We’ve all heard it before: “Get back in the game…you have to put yourself out there!” or “I have a friend of a friend I can set you up with!”
Divorce brings out the relationship experts and matchmakers. Anyone and everyone from your neighbor, colleague, friend or family member will likely offer you (oftentimes unsolicited) “expert” advice as to how and when you should start dating again. I bet you had no idea that you had so many love gurus around you!
Let me start by reminding you to follow your gut, NOT the calendar!
If you type “How long should I wait to start dating after divorce?” into Google, you’ll be slammed with opinions left and right and it can be confusing.
I’m here to tell you to:
When you’re ready, you’re ready. It could be in two months or it could be in two years. Don’t let anyone rush you and don’t try to rush yourself. Conversely, don’t feel guilty if you’re ready to get back out there sooner than expected.
My message to you today is to remind you that you have all the answers inside of you...and regardless of all the well-intentioned love gurus, YOU and YOU alone know when you’re ready.
However, having said that sometimes it is nice to have some exterior validation that ultimately confirms the knowing you have inside which serves to build safety and confidence. To help us boldly move forward and take action on our knowing!
This is the gift I have for you today!
How does the thought of dating make you feel?
If you feel a knot in your stomach…it is probably a good idea to pause. It’s important that you’ve given yourself time to grieve, to heal and to transform. If you will give yourself this gift, you will emerge with personal treasures that will bless you for a lifetime.
If you are struggling with how to heal and transform, I highly recommend that you check out Samba for even more support.
If you’re feeling pretty good about the idea of dating, but desire some confirmation and reassurance to take action...
…Well, the fact that you’re even thinking about it is already a great first step.
Read on for more signs that you’re ready to start looking for toe-tingling love.
3 Ways You Can Validate That You Are Indeed Ready To Start Dating Once Again
- Ex-factor: If you’re able to think of your ex and it doesn't immediately stir up all the feelings of bitterness, rage or sorrow, it’s a good sign that you’ve moved into “neutral” territory. Not thinking about your ex all the time means that you’re mentally ready to begin exploring dating again.
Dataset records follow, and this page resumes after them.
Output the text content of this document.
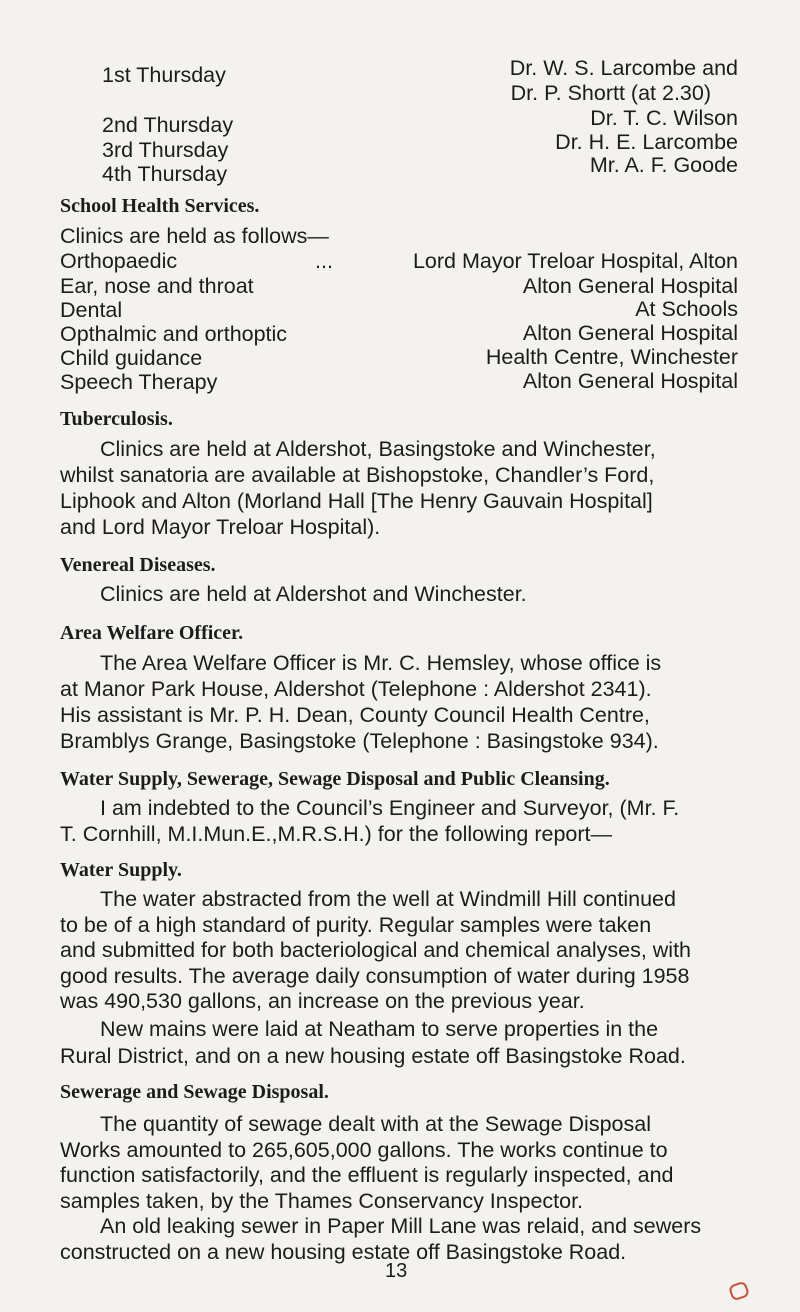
1st Thursday	Dr. W. S. Larcombe and
Dr. P. Shortt (at 2.30)
2nd Thursday	Dr. T. C. Wilson
3rd Thursday	Dr. H. E. Larcombe
4th Thursday	Mr. A. F. Goode
School Health Services.
Clinics are held as follows—
Orthopaedic	...	Lord Mayor Treloar Hospital, Alton
Ear, nose and throat	Alton General Hospital
Dental	At Schools
Opthalmic and orthoptic	Alton General Hospital
Child guidance	Health Centre, Winchester
Speech Therapy	Alton General Hospital
Tuberculosis.
Clinics are held at Aldershot, Basingstoke and Winchester,
whilst sanatoria are available at Bishopstoke, Chandler’s Ford,
Liphook and Alton (Morland Hall [The Henry Gauvain Hospital]
and Lord Mayor Treloar Hospital).
Venereal Diseases.
Clinics are held at Aldershot and Winchester.
Area Welfare Officer.
The Area Welfare Officer is Mr. C. Hemsley, whose office is
at Manor Park House, Aldershot (Telephone : Aldershot 2341).
His assistant is Mr. P. H. Dean, County Council Health Centre,
Bramblys Grange, Basingstoke (Telephone : Basingstoke 934).
Water Supply, Sewerage, Sewage Disposal and Public Cleansing.
I am indebted to the Council’s Engineer and Surveyor, (Mr. F.
T. Cornhill, M.I.Mun.E.,M.R.S.H.) for the following report—
Water Supply.
The water abstracted from the well at Windmill Hill continued
to be of a high standard of purity. Regular samples were taken
and submitted for both bacteriological and chemical analyses, with
good results. The average daily consumption of water during 1958
was 490,530 gallons, an increase on the previous year.
New mains were laid at Neatham to serve properties in the
Rural District, and on a new housing estate off Basingstoke Road.
Sewerage and Sewage Disposal.
The quantity of sewage dealt with at the Sewage Disposal
Works amounted to 265,605,000 gallons. The works continue to
function satisfactorily, and the effluent is regularly inspected, and
samples taken, by the Thames Conservancy Inspector.
An old leaking sewer in Paper Mill Lane was relaid, and sewers
constructed on a new housing estate off Basingstoke Road.
13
- Excitement: Are you excited at the prospect of meeting new people? Maybe even feeling butterflies? Excellent! This is a major indicator that you’re ready to begin dating. Note: If your excitement is also mixed with a dose of nerves, that’s alright too! Being nervous is completely normal…feelings of dread, being sick to your stomach or being pressured by friends or family are not.
- Everything you need: Have you realized by now that your happiness does not hinge on being with someone else? This may take some time and practice and luckily, we’ve got a LOT of resources to help you on your way.
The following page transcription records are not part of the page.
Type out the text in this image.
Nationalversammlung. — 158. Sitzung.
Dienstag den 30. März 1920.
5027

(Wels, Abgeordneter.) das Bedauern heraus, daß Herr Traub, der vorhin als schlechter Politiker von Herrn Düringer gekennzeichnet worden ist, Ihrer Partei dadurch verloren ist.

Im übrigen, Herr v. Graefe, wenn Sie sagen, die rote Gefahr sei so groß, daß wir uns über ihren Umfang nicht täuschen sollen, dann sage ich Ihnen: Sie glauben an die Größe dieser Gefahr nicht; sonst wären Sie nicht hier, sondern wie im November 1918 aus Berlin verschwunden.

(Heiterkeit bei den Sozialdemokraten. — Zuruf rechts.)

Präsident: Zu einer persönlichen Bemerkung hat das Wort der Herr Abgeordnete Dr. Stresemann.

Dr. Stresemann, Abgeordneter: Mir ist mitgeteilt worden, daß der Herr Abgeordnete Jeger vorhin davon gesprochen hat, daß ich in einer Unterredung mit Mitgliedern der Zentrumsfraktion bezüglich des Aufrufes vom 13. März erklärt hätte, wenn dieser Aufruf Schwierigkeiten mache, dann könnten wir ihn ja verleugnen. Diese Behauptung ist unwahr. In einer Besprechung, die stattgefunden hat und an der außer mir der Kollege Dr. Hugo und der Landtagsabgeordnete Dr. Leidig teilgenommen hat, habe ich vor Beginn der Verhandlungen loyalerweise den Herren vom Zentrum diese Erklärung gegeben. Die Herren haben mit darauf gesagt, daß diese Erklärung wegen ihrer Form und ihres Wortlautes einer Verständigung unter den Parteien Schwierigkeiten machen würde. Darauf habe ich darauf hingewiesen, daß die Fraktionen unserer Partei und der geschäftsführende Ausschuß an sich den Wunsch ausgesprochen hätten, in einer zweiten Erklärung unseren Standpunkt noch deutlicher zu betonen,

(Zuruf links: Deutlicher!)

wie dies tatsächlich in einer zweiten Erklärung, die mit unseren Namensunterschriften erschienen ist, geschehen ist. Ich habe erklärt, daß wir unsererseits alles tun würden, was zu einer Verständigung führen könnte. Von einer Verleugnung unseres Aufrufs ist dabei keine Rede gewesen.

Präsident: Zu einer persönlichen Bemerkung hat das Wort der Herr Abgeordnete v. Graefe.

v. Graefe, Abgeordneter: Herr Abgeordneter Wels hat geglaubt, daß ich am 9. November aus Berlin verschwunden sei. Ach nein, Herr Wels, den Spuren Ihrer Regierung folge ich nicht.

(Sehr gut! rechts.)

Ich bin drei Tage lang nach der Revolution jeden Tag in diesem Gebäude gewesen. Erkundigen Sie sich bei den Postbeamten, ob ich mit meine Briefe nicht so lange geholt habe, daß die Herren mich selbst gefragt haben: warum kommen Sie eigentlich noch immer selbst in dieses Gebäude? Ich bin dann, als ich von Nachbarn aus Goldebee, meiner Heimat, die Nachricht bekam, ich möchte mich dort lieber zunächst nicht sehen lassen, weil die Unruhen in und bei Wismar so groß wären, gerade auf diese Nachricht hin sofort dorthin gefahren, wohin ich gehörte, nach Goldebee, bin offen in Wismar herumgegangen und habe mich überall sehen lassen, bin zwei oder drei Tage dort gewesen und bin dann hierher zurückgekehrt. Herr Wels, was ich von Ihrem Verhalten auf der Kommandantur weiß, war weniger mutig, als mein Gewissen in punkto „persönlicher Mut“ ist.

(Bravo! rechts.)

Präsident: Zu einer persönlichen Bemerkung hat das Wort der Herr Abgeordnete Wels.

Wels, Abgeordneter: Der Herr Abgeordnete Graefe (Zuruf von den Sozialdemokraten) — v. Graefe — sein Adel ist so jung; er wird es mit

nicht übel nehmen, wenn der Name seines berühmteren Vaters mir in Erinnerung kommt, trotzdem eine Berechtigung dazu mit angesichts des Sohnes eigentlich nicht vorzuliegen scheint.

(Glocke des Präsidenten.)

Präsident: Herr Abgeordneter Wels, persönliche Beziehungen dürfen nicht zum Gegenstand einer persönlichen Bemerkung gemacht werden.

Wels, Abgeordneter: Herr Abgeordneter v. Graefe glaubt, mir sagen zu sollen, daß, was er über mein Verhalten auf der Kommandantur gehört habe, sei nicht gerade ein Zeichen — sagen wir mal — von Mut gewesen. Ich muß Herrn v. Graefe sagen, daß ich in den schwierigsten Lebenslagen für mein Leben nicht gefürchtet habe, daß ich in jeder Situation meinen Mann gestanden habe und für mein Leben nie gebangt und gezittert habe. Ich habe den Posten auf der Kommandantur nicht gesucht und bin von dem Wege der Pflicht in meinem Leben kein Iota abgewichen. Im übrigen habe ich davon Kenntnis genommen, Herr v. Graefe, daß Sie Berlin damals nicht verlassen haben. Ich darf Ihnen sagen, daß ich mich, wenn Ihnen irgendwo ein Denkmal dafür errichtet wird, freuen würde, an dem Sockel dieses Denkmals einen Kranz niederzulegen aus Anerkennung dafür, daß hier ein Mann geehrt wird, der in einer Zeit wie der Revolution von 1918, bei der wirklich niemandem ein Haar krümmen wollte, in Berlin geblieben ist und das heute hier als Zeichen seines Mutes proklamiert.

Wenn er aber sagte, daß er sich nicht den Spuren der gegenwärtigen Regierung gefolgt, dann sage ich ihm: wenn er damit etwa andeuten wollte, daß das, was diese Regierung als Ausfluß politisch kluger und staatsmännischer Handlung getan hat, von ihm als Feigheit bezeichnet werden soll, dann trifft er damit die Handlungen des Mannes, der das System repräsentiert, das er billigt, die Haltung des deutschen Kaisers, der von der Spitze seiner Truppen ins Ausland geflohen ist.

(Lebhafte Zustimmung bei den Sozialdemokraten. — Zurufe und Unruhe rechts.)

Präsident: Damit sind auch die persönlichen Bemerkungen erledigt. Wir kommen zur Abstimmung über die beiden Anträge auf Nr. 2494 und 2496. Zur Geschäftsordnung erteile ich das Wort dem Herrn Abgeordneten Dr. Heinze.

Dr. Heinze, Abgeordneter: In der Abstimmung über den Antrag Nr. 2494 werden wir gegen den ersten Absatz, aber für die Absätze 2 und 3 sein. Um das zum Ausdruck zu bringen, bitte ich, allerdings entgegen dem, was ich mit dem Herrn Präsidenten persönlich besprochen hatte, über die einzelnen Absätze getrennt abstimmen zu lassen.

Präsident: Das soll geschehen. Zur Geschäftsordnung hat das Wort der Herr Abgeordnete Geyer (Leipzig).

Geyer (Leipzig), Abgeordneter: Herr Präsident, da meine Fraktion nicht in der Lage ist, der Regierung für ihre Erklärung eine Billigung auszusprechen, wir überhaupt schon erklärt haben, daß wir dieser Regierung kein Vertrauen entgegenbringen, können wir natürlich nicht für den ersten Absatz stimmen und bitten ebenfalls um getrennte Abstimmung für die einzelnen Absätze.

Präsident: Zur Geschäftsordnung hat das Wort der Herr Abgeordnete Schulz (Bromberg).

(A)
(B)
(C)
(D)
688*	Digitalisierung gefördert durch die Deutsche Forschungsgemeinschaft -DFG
Once you get to a place of acknowledging that you are responsible for your happiness and you are actually at peace with that, you’ll be ready to open yourself up to someone else again…and truly allow them into your life in a healthier and more meaningful way!
Decided that you’re ready but not sure where to start?
Let’s have you begin by defining your deal breakers before you begin accepting dates. This will help you define your personal boundaries and desires before moving forward. Why is this important? Because we have a tendency as new "daters" to lose sight of what we want to create in a new relationship and can quickly find ourselves trying to please the needs of others in an effort to be liked and attractive.
When we define our boundaries and what is important to us it helps to keep us true to ourselves.
And if you are feeling that you would like to learn more about how to set yourself up for an incredible dating and relationship experience complete with support, love, and encouragement, then you simply must check out SAMBA!
And again I say…there are NO RULES when it comes to love and relationships, just skills…and you are enough to have love and relationships in your life regardless of your past!
Follow your heart, you’re knowing, and your intuition…it knows better than anyone!
Follow the spark that lights you up!